Махров вынул из кармана пиджака электронную записную книжку. На всякий случай он имел координаты всех, с кем были связаны его соратники и любовницы. Как-то так повелось, что и соратники, и любовницы рано или поздно от него сбегали. Приходилось их разыскивать. Поэтому все их связи и «явки» узнавались им заранее. Он набрал танькину фамилию, прочитал:

— Третий подъезд, шестой этаж, пятьдесят седьмая квартира.

Они вылезли и машины, размеренным шагом двинулись во двор, прошмыгнули к третьему подъезду, не задерживаясь, зашли внутрь.

Окна танькиной квартиры выходили на улицу, и Андрей потерял возможность обзора двора. Наблюдательный пункт был устроен не там, где надо. А в условиях открытых боевых действий это равносильно поражению.

И дверь уже сотрясалась от тяжелых ударов.

— Открывайте, ну! — Громкий голос Махрова разносился по пустой лестничной площадке. — Люська, кому сказал! Если не откроешь, разнесем дверь к чертовой матери! Слышь, стерва паскудная!

Витек долбанул кулачищем по деревянной двери, обитой коричневым дерматином, и она ответила глухим стоном. Он разозлился и выхватил из-под мышки пистолет, чтобы разнести её в щепки. Махров остановил его порыв, задержав за локоть.

— Настрелялся уже! Давай так выломаем! У тебя, что, не хватит сил разломать эту фанерную перегородку?

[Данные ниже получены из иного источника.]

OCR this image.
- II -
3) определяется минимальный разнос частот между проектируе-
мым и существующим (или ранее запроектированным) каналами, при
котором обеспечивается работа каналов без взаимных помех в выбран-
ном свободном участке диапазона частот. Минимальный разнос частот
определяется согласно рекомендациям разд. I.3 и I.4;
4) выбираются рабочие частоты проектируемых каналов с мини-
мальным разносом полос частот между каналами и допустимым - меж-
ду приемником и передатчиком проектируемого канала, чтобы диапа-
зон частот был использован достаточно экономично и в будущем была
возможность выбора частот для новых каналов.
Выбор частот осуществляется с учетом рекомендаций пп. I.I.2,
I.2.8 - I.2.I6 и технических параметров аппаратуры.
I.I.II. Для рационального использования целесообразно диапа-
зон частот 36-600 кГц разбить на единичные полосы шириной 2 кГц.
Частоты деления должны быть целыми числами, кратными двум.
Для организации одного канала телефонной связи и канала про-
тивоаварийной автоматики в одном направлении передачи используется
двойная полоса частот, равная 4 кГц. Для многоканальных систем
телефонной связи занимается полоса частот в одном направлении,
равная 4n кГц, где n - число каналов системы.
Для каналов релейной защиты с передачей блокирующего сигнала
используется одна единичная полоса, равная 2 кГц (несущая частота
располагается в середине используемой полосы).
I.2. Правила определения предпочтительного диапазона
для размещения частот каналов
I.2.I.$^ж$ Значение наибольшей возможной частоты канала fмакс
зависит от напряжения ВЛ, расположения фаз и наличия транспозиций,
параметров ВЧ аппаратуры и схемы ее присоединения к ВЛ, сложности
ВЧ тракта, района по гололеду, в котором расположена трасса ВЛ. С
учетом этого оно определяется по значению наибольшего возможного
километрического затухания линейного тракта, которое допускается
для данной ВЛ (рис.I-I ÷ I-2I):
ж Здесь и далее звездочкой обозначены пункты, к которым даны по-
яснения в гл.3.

Витек убрал ствол в кобуру, отошел подальше и с разбегу упал на дверное полотно. Дверь задрожала, жалобно скрипнув, но продолжала стоять цела и невредима. Витек пнул её ногой, отошел ещё дальше, насколько позволяла узкая лестничная площадка, и бросился в бой снова. В замке что-то хрустнуло. Наверное, надломился язычок, а может, треснул хлипкий деревянный косяк, в который был вставлен замок.

По всей квартире гулким эхом разносились глухие удары. Андрей сжимал Люську в объятиях. При каждом ударе она вздрагивала и закрывала глаза. Ей казалось, что это удар последний, и сейчас хлипкая преграда сорвется с петель и рухнет на пол.

— Я открою, — сказал Андрей. — Они все равно её сломают. Танька расстроится. Скажет: «Ну, вам-то головы поотрывали, плевать, а вот дверь жалко».